What do you do when you get an invitation to a day at the Ascot racecourse for the Royal Ascot fine dining preview launch headlined by two Michelin star chefs Raymond Blanc and Phil Howard? Start shopping for the fanciest hat you can afford of course. That is until I realized smart casual is the dress code for premier admission during jumps season – so my plans for a big & bold cobalt blue hat will have to wait.

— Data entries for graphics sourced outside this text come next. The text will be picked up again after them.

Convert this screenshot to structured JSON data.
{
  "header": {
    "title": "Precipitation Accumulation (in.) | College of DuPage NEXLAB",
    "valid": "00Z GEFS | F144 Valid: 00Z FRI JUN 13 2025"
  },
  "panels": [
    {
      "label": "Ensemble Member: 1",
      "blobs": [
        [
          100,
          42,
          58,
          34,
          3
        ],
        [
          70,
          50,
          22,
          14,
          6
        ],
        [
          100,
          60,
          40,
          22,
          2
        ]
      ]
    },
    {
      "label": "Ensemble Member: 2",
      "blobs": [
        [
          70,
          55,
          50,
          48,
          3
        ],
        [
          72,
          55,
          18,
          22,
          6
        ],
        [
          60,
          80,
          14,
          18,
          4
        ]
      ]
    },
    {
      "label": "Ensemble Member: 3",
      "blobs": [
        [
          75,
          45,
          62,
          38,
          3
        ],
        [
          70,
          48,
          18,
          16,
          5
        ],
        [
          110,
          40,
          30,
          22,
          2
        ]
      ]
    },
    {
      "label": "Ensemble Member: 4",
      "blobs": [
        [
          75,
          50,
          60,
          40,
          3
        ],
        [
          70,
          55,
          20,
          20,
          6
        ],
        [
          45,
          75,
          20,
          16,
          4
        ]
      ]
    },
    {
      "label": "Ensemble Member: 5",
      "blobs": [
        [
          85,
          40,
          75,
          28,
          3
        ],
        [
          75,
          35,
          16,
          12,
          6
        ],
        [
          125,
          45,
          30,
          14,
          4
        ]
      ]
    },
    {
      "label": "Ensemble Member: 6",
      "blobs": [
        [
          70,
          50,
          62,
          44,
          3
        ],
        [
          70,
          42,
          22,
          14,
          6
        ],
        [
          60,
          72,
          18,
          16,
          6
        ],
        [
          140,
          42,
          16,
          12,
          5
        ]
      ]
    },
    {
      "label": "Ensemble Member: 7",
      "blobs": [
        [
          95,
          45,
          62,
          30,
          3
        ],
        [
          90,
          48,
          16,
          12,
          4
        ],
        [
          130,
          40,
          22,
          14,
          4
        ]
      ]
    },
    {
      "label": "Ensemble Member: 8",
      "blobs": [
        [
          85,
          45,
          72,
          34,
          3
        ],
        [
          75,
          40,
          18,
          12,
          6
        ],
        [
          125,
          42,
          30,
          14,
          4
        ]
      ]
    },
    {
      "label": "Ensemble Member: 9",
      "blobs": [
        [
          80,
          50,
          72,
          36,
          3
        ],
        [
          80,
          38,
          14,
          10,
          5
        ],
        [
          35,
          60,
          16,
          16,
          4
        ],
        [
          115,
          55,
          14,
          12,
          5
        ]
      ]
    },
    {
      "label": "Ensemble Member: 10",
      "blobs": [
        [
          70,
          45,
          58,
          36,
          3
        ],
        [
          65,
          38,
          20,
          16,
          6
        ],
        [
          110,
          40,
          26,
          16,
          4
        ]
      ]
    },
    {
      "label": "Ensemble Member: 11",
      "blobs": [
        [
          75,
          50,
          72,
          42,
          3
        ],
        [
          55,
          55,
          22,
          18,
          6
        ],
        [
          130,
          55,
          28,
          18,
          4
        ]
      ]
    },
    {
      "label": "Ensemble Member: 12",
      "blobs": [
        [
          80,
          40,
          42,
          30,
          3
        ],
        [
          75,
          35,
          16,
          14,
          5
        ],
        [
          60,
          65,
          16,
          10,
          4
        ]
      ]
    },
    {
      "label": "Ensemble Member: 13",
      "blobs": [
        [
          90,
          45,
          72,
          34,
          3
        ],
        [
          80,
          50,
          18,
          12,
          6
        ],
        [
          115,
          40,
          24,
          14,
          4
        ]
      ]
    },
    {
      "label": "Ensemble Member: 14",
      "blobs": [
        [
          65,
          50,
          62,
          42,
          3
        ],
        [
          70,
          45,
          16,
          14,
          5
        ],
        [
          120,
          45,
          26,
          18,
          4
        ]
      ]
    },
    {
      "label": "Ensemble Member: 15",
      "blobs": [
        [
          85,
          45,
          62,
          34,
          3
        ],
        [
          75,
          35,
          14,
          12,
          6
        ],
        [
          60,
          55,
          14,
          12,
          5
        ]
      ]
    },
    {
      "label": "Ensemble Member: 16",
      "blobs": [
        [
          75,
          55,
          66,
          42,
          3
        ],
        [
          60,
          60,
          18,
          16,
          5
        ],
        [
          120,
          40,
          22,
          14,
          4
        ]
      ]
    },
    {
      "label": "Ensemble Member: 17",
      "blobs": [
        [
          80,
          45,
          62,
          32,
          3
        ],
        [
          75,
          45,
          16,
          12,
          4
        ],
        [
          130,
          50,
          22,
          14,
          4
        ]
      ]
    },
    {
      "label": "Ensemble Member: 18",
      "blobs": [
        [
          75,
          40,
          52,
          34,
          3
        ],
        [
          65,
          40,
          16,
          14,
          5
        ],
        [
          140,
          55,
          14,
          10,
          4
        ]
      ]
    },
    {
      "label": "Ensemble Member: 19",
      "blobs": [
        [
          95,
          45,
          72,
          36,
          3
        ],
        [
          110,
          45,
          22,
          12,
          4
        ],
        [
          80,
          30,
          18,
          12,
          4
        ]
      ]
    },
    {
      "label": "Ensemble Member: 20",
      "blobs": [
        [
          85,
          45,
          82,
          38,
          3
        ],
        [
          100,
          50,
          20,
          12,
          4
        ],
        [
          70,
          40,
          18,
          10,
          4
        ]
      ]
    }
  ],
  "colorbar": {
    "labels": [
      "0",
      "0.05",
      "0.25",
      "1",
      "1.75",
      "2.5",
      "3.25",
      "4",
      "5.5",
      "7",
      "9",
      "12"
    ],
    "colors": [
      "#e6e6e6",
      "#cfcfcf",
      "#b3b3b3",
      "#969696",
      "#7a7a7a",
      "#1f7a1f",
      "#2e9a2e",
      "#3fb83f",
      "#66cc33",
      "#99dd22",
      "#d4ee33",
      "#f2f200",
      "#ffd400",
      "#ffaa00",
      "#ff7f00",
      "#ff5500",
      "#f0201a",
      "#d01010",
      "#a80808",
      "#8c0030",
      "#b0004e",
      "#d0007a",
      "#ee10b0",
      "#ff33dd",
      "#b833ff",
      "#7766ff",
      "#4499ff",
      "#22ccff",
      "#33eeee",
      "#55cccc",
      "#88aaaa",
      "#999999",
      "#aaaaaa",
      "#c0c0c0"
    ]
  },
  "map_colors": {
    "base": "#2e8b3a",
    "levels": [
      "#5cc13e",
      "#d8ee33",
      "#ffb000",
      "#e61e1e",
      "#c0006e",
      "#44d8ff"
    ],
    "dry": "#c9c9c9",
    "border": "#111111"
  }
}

Lunch at the Panoramic Restaurant, Ascot racecourse
An experience at the Ascot racecourse was one for the senses. I’d recommend watching the video first for a general sense of the energy and atmosphere because it was a thrill I haven’t experienced in a while. Bollinger champagne flowed more freely than water in the Panoramic Restaurant and for once I did not have to chase the canapé servers around (they can be pretty elusive at some events). While the Brit bought our betting cards I was busy taking in bite-sized black truffle arancini with black truffle mayo, popping wild mushroom tarts with enoki & truffle oil and savoring roasted fillet of Japanese beef with wasabi hollandaise. If the afternoon ended there I would have been happy enough.

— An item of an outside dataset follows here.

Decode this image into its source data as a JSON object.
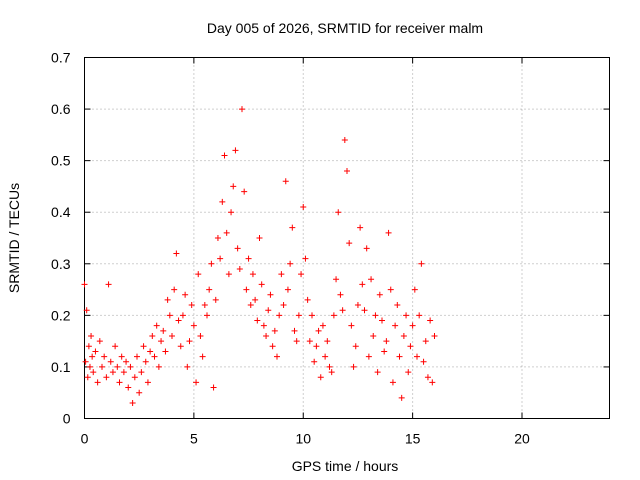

As the fog rolled in outside we sat for our first course devised by Raymond Blanc, the Chef Patron of Belmond Le Manoir aux Quat’ Saisons: a confit of salmon with cucumber ribbons, cauliflower and horseradish créme fraiche. The salmon was cooked in a water bath and tasted light as air, delicate and refined. In between courses we congregated at the narrow balcony outside the Panoramic Restaurant for the first of seven races. I was rooting for SpookyDooky but unbeknownst to me he wasn’t racing this round. It didn’t matter though because I was embracing the electric thrill of being at the Ascot racecourse, further amplified by the collective roars from the crowd.

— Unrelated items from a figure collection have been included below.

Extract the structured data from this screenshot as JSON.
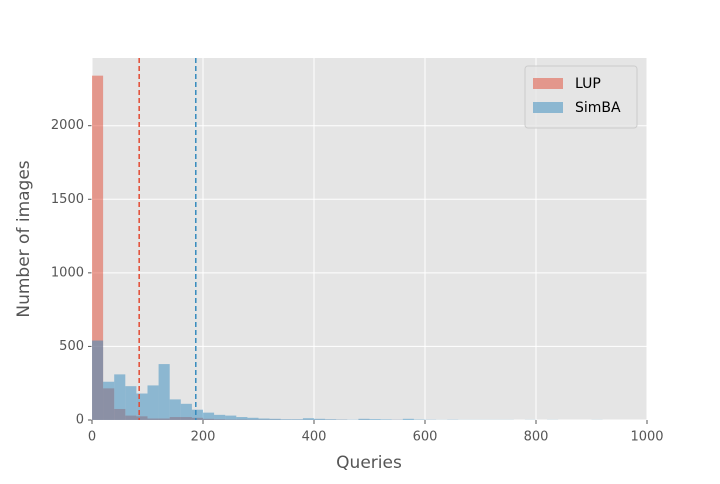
{
  "chart_data": {
    "type": "histogram",
    "xlabel": "Queries",
    "ylabel": "Number of images",
    "bins": [
      0,
      20,
      40,
      60,
      80,
      100,
      120,
      140,
      160,
      180,
      200,
      220,
      240,
      260,
      280,
      300,
      320,
      340,
      360,
      380,
      400,
      420,
      440,
      460,
      480,
      500,
      520,
      540,
      560,
      580,
      600,
      620,
      640,
      660,
      680,
      700,
      720,
      740,
      760,
      780,
      800,
      820,
      840,
      860,
      880,
      900,
      920,
      940,
      960,
      980,
      1000
    ],
    "series": [
      {
        "name": "LUP",
        "color": "#E24A33",
        "mean": 85,
        "values": [
          2340,
          215,
          75,
          30,
          25,
          10,
          10,
          20,
          20,
          15,
          8,
          5,
          3,
          3,
          2,
          2,
          2,
          1,
          1,
          1,
          1,
          1,
          1,
          0,
          1,
          0,
          0,
          1,
          0,
          0,
          0,
          0,
          0,
          0,
          0,
          0,
          0,
          0,
          0,
          0,
          0,
          0,
          0,
          0,
          0,
          0,
          0,
          0,
          0,
          0
        ]
      },
      {
        "name": "SimBA",
        "color": "#348ABD",
        "mean": 187,
        "values": [
          540,
          260,
          310,
          230,
          180,
          235,
          380,
          140,
          110,
          70,
          50,
          35,
          30,
          20,
          15,
          10,
          8,
          5,
          5,
          12,
          8,
          5,
          3,
          2,
          8,
          6,
          4,
          2,
          8,
          3,
          2,
          1,
          2,
          1,
          1,
          1,
          1,
          1,
          0,
          1,
          0,
          1,
          0,
          0,
          0,
          1,
          0,
          0,
          0,
          0
        ]
      }
    ],
    "xlim": [
      0,
      1000
    ],
    "xticks": [
      0,
      200,
      400,
      600,
      800,
      1000
    ],
    "ylim": [
      0,
      2460
    ],
    "yticks": [
      0,
      500,
      1000,
      1500,
      2000
    ],
    "grid": true,
    "legend": "upper right"
  }
}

By the time our mains arrived I had already worked up an appetite. An attractive dish of spring lamb, artichoke, smoked ricotta, artichoke, carrots and lamb jus by Ascot’s head chef, Gemma Amor was a beautiful medley of flavors on its own but did not quite work so well collectively and missed the mark for me. Dessert was a treat of strawberries, lemon verbena and Brillat Savarin by The Square’s Phil Howard, who will be hosting the Royal Ascot On5 Restaurant this year. It tasted like the promise of spring and if I wasn’t on my best behaviour I would have asked for seconds. At some point in the event a few of us found ourselves out on the muddy grounds crouched behind a bush just in time to see a frenzy of jockeys on horses fly over a bristled hedge. With the back of my legs coated with sludge and a fierce grin on my face we skipped back to the restaurant for afternoon tea hopeful of a big win for Bangkok Pete.
Note: I was a guest of the Ascot Racecourse, all views are my own.